Mission Waco has raised $185,000 in its quest to convert a long-vacant Safeway building in North Waco into the Jubilee Food Market, where residents living in a food desert can find merchandise at reasonable prices.
“The phones have lit up,” said Jimmy Dorrell, executive director of the nonprofit headquartered at North 15th Street and Colcord Avenue, right across the street from the old Safeway building.
Mission Waco is trying to raise $488,000 for the building’s transformation into a community asset.
Dorrell went public with plans earlier this month to sell “Oasis shares” in the venture. For every $25 contributed to the cause, donors receive a certificate of stock and the appreciation of a neighborhood dominated by high-priced convenience stores.
Since then, Dorrell said, “donors from all over Waco and as far away as Maine” have called or sent emails to make donations.
“Almost daily, there have been online gifts and mailed checks from compassionate folks who are learning about a national phenomenon that recognizes mega-grocery stores are moving to the edges of cities and abandoning urban neighborhoods,” Dorrell said.
Mission Waco now has pledges totaling about 38 percent of the estimated cost of proceeding with remodeling the 6,500-square-foot building, acquiring start-up supplies and creating a hydroponic greenhouse for raising fresh produce on the site of a vacant house at 1509 N. 15th Street that volunteers are demolishing.
Work will progress in phases as the money is raised, and the store opening before year’s end is not out of the question, Dorrell said.
Grant falls through
But countering the good news was a decision by the city of Waco staff not to recommend the Jubilee Food Market for a $150,000 federal Community Development Block Grant administered by the Waco City Council.
The staff had invited Mission Waco to apply for the funds, which are targeted to low-income areas, but later decided the project might prove risky and would reflect poorly on the city and its decision-making process if the store fails to materialize.
Dorrell has said he may pursue other grants, with funding from the U.S. Department of Agriculture a possibility.

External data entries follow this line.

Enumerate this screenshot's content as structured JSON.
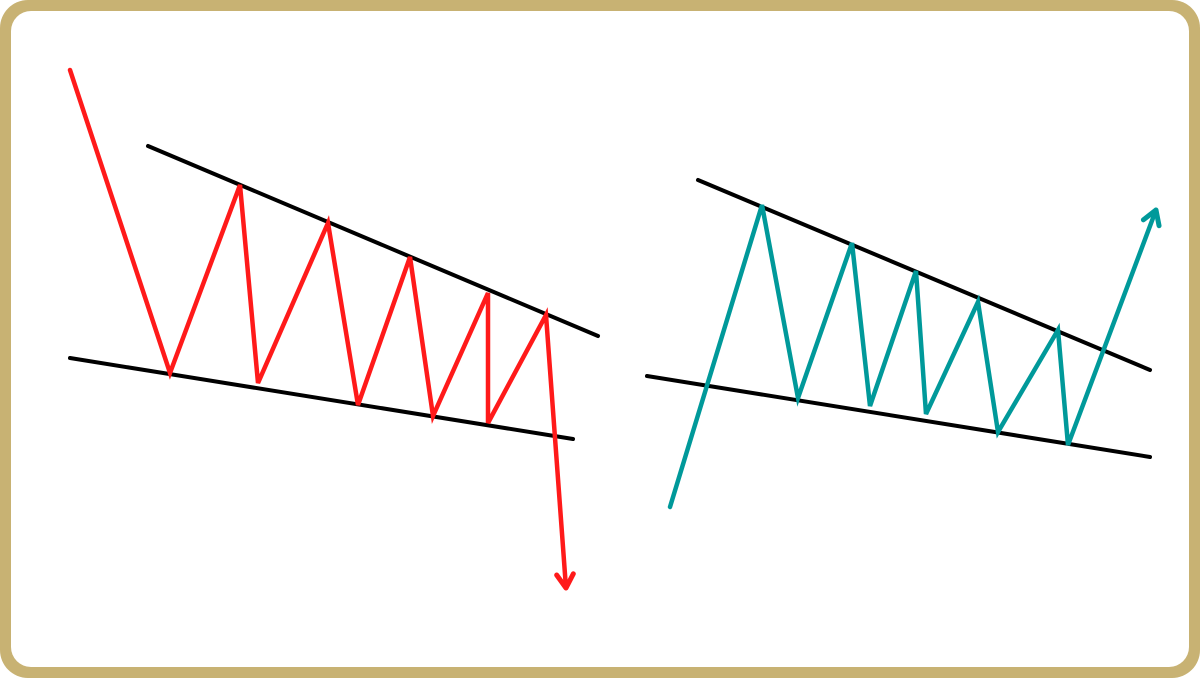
{
  "colors": {
    "frame": "#c8b273",
    "background": "#ffffff",
    "trendlines": "#000000",
    "bearish_price": "#ff1a1a",
    "bullish_price": "#00999a"
  },
  "patterns": [
    {
      "breakout": "down",
      "color_key": "bearish_price"
    },
    {
      "breakout": "up",
      "color_key": "bullish_price"
    }
  ]
}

Volunteers and church groups already have begun removing walls, old ceiling tiles and bathroom fixtures in the decades-old building in preparation for extensive remodeling that could begin as early as May, Dorrell said. Mission Waco has received commitments of voluntary labor from carpenters, painters, masons and installers of mechanical and heating and air-conditioning systems, he said. The undertaking still needs the help of plumbers, electricians and flooring technicians.
Anyone interested in lending their expertise and handiwork free of charge or at reduced rates is asked to contact Mission Waco.
Waco’s Christian Mission Concerns has pledged to provide more than 10 percent of the needed funds, $25,000 this year and the same amount next year.
Those purchasing stock will receive quarterly reports on the status of the project and are welcome to take part in annual shareholders meetings, Dorrell said. They also will receive a free Oasis Club card that entitles them to special discounts in the store, which could open by fall, depending on the progress of fundraising.
Investors buying a minimum of 50 shares, valued at $1,250, will have their names placed on the Founder’s Board located in a prominent place inside the Jubilee Food Market. Mission Waco has established four levels of giving that include Bronze, $2,250; Silver, $5,000; Gold, $10,000; and Platinum, $15,000.
Residents who live in the 76707 ZIP code near the Mission Waco complex will receive something comparable to a Sam’s Club card they may use to save money on purchases. That zone falls within a mile radius of the store and stretches between North 25th Street, Lake Brazos, Herring Avenue and Waco Drive.
Dorrell said he has made inquiries about acquiring grocery products from Houston-based McLane Global, an international food service company owned by Temple businessman and billionaire Drayton McLane Jr., namesake for Baylor University’s new football stadium.
The company plans to do business with Mission Waco, McLane Global Chairman Mike Julian said.
“We are a global trading company, and we have products Jimmy will eventually stock in his store,” Julian said. “If what he needs is something we provide, we have agreed to do business. We provide a number of what’s called center-of-store grocery items, including canned products and packaged products. We don’t provide meat or produce, but we do carry goods from all over the United States and all over the world.”
Mission Waco operates the World Cup Café and Fair Trade Market, Jubilee Theatre and the Urban Edibles food trailer. It bought the old Safeway building and surveyed area residents about what it should become, with the overwhelming majority saying they would like to have a grocery store.